Sunday, October 18, 2015

Primary turnout in Texas since 1926

The number of people who have voted in primaries has changed little since then despite the fact that the population of the state has quintupled during the same period.

image

- The graph is pulled from TexasRedistricting.

The Texas Observer makes the following point:

The blue and red lines represent the number of votes in the Democratic and Republican primaries, respectively. The green line is Texas’ population, and black is the number of registered voters.
One reason people might be less inclined to vote in primary elections these days is that the general election would seem to matter more than it used to in the state.

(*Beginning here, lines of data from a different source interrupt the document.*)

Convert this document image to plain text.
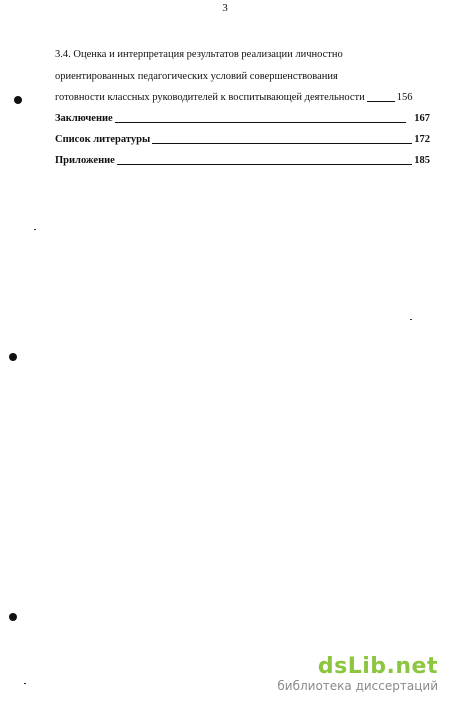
3
3.4. Оценка и интерпретация результатов реализации личностно
ориентированных педагогических условий совершенствования
готовности классных руководителей к воспитывающей деятельности	156
Заключение	167
Список литературы	172
Приложение	185
dsLib.net
библиотека диссертаций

The Republican Party barely existed in 1926—that was year the GOP held its first statewide primary—and the general election was a rubber stamp that confirmed the results of the Democratic primary.
But for all practical purposes, Republicans have the same level of dominance in statewide offices that Democrats had in their period of one-party control. For the better part of two decades, the Republican primary has been the only election that really matters. Yet even within the GOP, primary turnout is remarkably low.

"Indeed, for all the talk of Texas being a “red state,” recent Republican primary turnout has been no better in aggregate numbers than Democratic turnout in the 1940s and 50s (and lower as a percentage of the population).
And in only 8 out of 27 Republican primaries since 1962 – the year Texas Republicans began having regular primaries – has the turnout exceeded turnout in the 1926 Democratic primary."
Much of what’s happened to the state Republican Party in recent years is down to the simple fact that the average Texan has become less likely to vote in the GOP primary. It’s a fundamentally undemocratic situation that gives power brokers and small interest groups enormous leverage on the whole state government. And it seems unlikely to change any time soon.